Does the RIAA Really Claim Rips Are Illegal?
“It is undisputed that Defendant possessed unauthorized copies of  copyrighted sound recordings on his computer. … Virtually all of the sound recordings … are in the ‘.mp3’ format. … Defendant admitted that he converted these sound recordings from their original format to the .mp3 format for his and his wife’s use. The .mp3 format is a ‘compressed format [that] allows for rapid transmission of digital audio files from one computer to another by electronic mail or any other file transfer protocol.’ Napster, 239 F.3d at 1011. Once Defendant converted Plaintiffs’ recording into the compressed .mp3 format and they are in his shared folder, they are no longer the authorized copies distributed by [plaintiff recording companies].” — Recording Industry Assn. of America supplemental brief (.pdf) in Atlantic v. Howell.

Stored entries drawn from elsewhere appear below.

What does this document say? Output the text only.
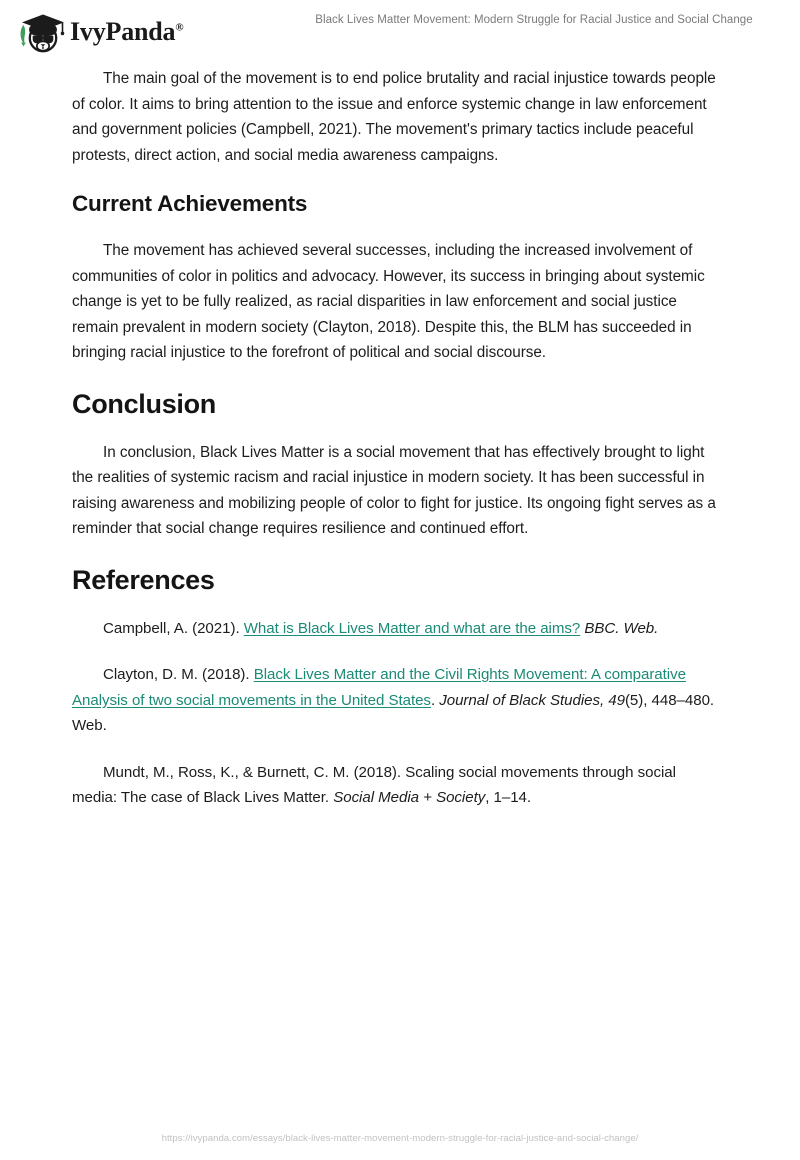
IvyPanda®
Black Lives Matter Movement: Modern Struggle for Racial Justice and Social Change

The main goal of the movement is to end police brutality and racial injustice towards people of color. It aims to bring attention to the issue and enforce systemic change in law enforcement and government policies (Campbell, 2021). The movement's primary tactics include peaceful protests, direct action, and social media awareness campaigns.

Current Achievements

The movement has achieved several successes, including the increased involvement of communities of color in politics and advocacy. However, its success in bringing about systemic change is yet to be fully realized, as racial disparities in law enforcement and social justice remain prevalent in modern society (Clayton, 2018). Despite this, the BLM has succeeded in bringing racial injustice to the forefront of political and social discourse.

Conclusion

In conclusion, Black Lives Matter is a social movement that has effectively brought to light the realities of systemic racism and racial injustice in modern society. It has been successful in raising awareness and mobilizing people of color to fight for justice. Its ongoing fight serves as a reminder that social change requires resilience and continued effort.

References

Campbell, A. (2021). What is Black Lives Matter and what are the aims? BBC. Web.

Clayton, D. M. (2018). Black Lives Matter and the Civil Rights Movement: A comparative Analysis of two social movements in the United States. Journal of Black Studies, 49(5), 448–480. Web.

Mundt, M., Ross, K., & Burnett, C. M. (2018). Scaling social movements through social media: The case of Black Lives Matter. Social Media + Society, 1–14.

https://ivypanda.com/essays/black-lives-matter-movement-modern-struggle-for-racial-justice-and-social-change/
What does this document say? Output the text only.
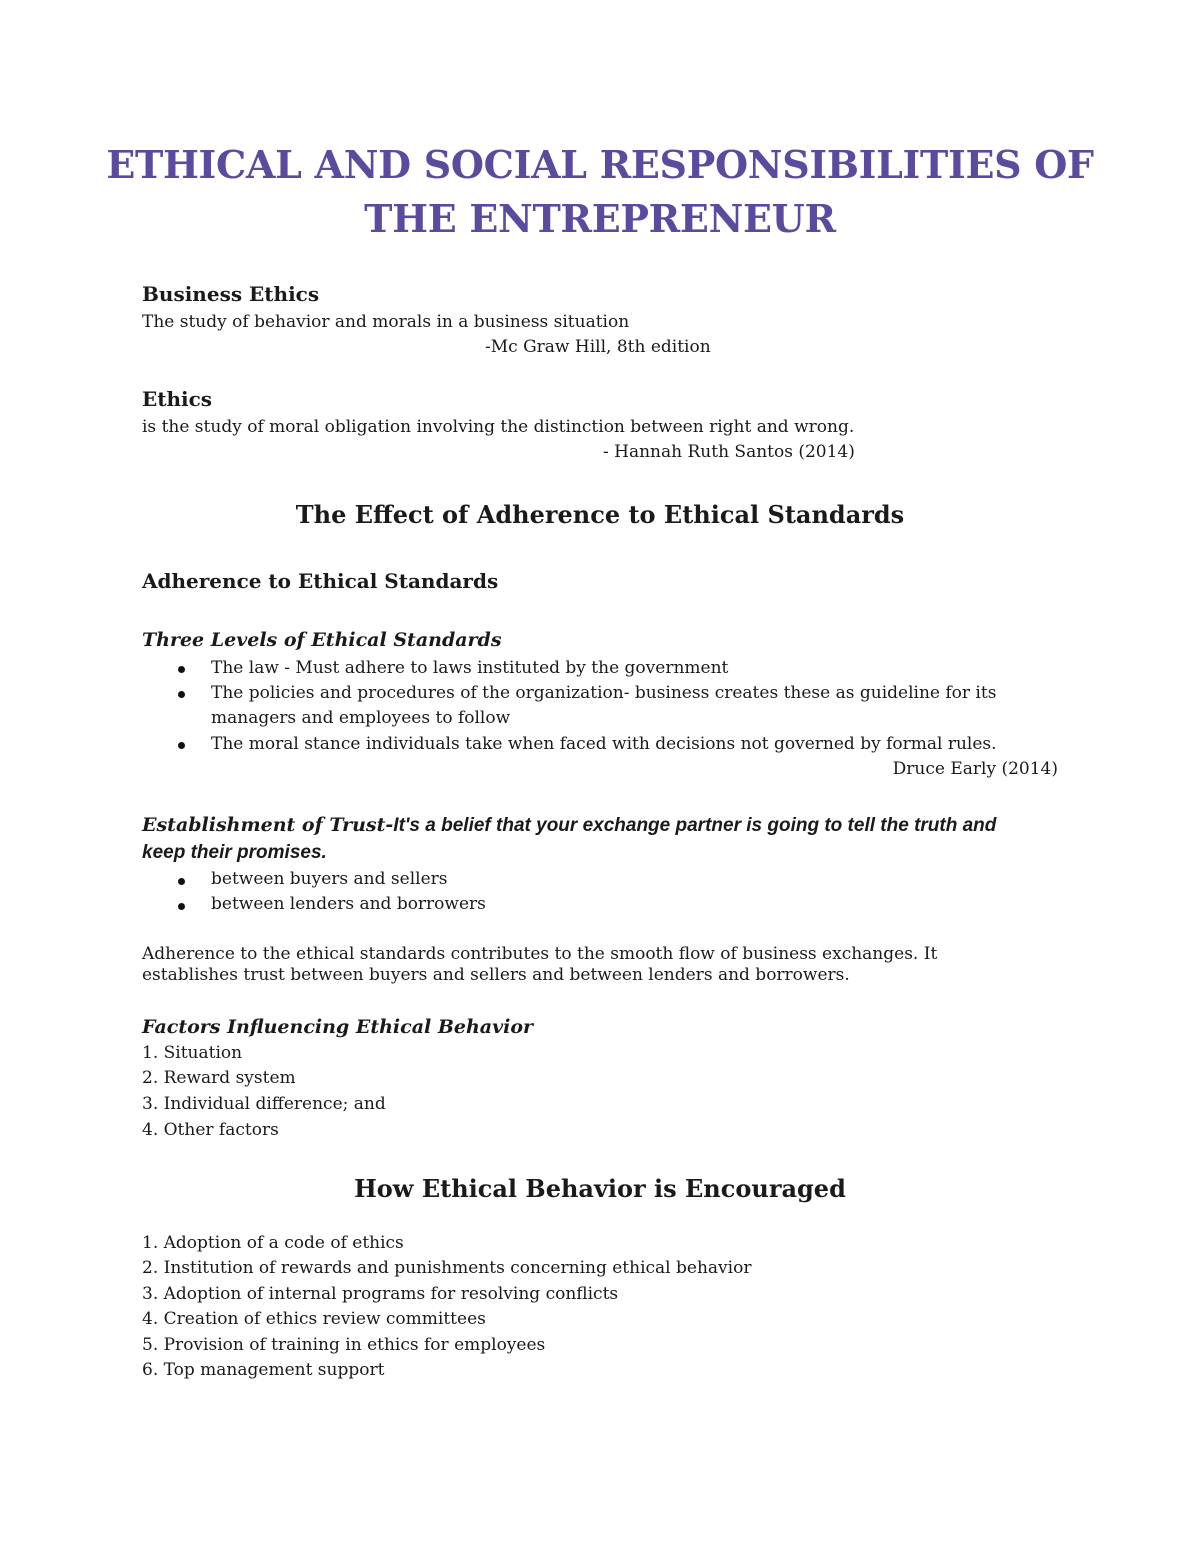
ETHICAL AND SOCIAL RESPONSIBILITIES OF
THE ENTREPRENEUR
Business Ethics
The study of behavior and morals in a business situation
-Mc Graw Hill, 8th edition
Ethics
is the study of moral obligation involving the distinction between right and wrong.
- Hannah Ruth Santos (2014)
The Effect of Adherence to Ethical Standards
Adherence to Ethical Standards
Three Levels of Ethical Standards
The law - Must adhere to laws instituted by the government
The policies and procedures of the organization- business creates these as guideline for its
managers and employees to follow
The moral stance individuals take when faced with decisions not governed by formal rules.
Druce Early (2014)
Establishment of Trust-It's a belief that your exchange partner is going to tell the truth and
keep their promises.
between buyers and sellers
between lenders and borrowers
Adherence to the ethical standards contributes to the smooth flow of business exchanges. It
establishes trust between buyers and sellers and between lenders and borrowers.
Factors Influencing Ethical Behavior
1. Situation
2. Reward system
3. Individual difference; and
4. Other factors
How Ethical Behavior is Encouraged
1. Adoption of a code of ethics
2. Institution of rewards and punishments concerning ethical behavior
3. Adoption of internal programs for resolving conflicts
4. Creation of ethics review committees
5. Provision of training in ethics for employees
6. Top management support
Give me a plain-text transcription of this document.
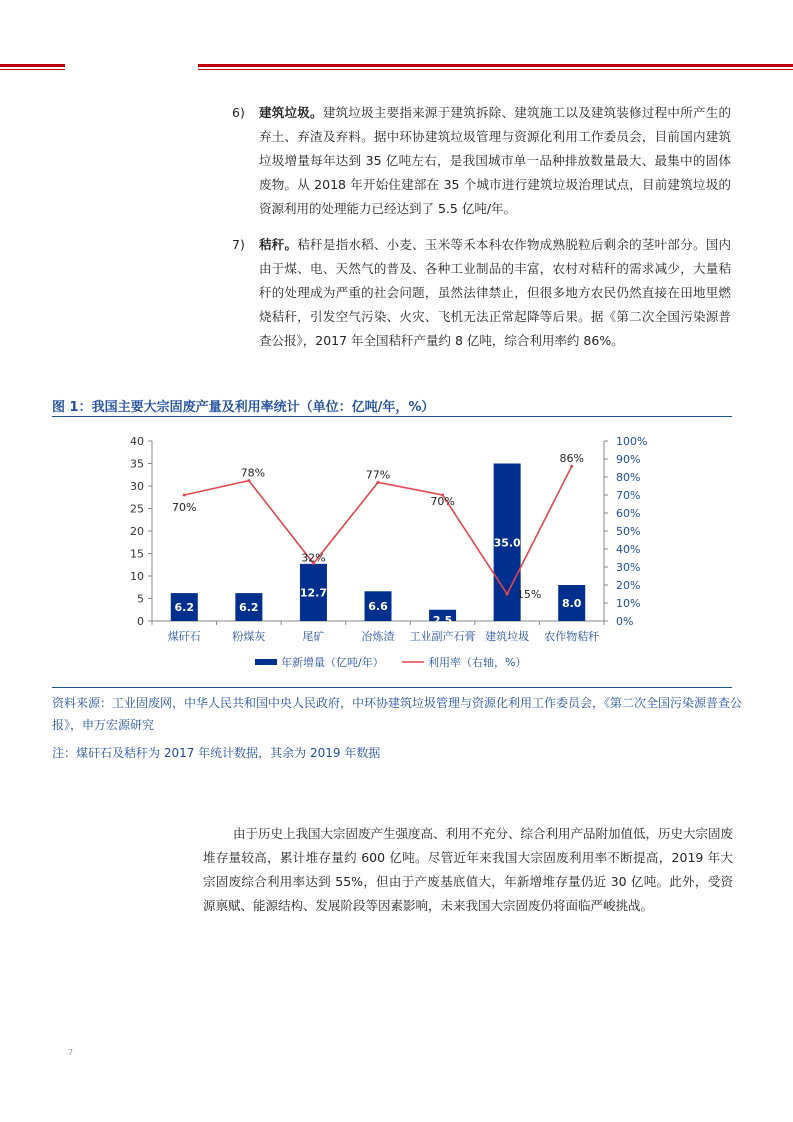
6) 建筑垃圾。建筑垃圾主要指来源于建筑拆除、建筑施工以及建筑装修过程中所产生的弃土、弃渣及弃料。据中环协建筑垃圾管理与资源化利用工作委员会，目前国内建筑垃圾增量每年达到 35 亿吨左右，是我国城市单一品种排放数量最大、最集中的固体废物。从 2018 年开始住建部在 35 个城市进行建筑垃圾治理试点，目前建筑垃圾的资源利用的处理能力已经达到了 5.5 亿吨/年。
7) 秸秆。秸秆是指水稻、小麦、玉米等禾本科农作物成熟脱粒后剩余的茎叶部分。国内由于煤、电、天然气的普及、各种工业制品的丰富，农村对秸秆的需求减少，大量秸秆的处理成为严重的社会问题，虽然法律禁止，但很多地方农民仍然直接在田地里燃烧秸秆，引发空气污染、火灾、飞机无法正常起降等后果。据《第二次全国污染源普查公报》，2017 年全国秸秆产量约 8 亿吨，综合利用率约 86%。
图 1：我国主要大宗固废产量及利用率统计（单位：亿吨/年，%）
0
5
10
15
20
25
30
35
40
0%
10%
20%
30%
40%
50%
60%
70%
80%
90%
100%
煤矸石	粉煤灰	尾矿	冶炼渣 工业副产石膏 建筑垃圾 农作物秸秆
6.2	6.2
12.7
6.6
2.5
35.0
8.0
70%
78%
32%
77%
70%
15%
86%
年新增量（亿吨/年）	利用率（右轴，%）
资料来源：工业固废网，中华人民共和国中央人民政府，中环协建筑垃圾管理与资源化利用工作委员会，《第二次全国污染源普查公报》，申万宏源研究
注：煤矸石及秸秆为 2017 年统计数据，其余为 2019 年数据
由于历史上我国大宗固废产生强度高、利用不充分、综合利用产品附加值低，历史大宗固废堆存量较高，累计堆存量约 600 亿吨。尽管近年来我国大宗固废利用率不断提高，2019 年大宗固废综合利用率达到 55%，但由于产废基底值大，年新增堆存量仍近 30 亿吨。此外，受资源禀赋、能源结构、发展阶段等因素影响，未来我国大宗固废仍将面临严峻挑战。
7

MacNN. RIAA Claims CD Rips Are Piracy in Lawsuit. Dec. 11, 2007. The MacNN headline is provocative, but not quite accurate. What the music industry lobby argues is ripping copyrighted music from CD (i.e. the “original format”) to another format (e.g. .mp3 files, for example) and posting to a shared folder on a peer-to-peer program (like Kazaa) means the music becomes de facto illegal, and therefore copyright infringement. While most press coverage of this brief focuses on the alleged illegality of ripping music from compact disc to another format, the real story to us is about the recording industry’s attempts to extend into judge-made law the “making available” doctrine, which the industry argued strongly in the Jammie Thomas trial. Although the RIAA does, in fact, think that making personal copies of music is illegal, we think the likelihood of them trying to enforce that principle is, by itself, far fetched. We’ve seen stranger things occur, however.
(Editor’s Note: Copycense editors originally commented on this article in the Dec. 18, 2007, edition of Copycense Clippings, and it was a Quote of the Week” selection.)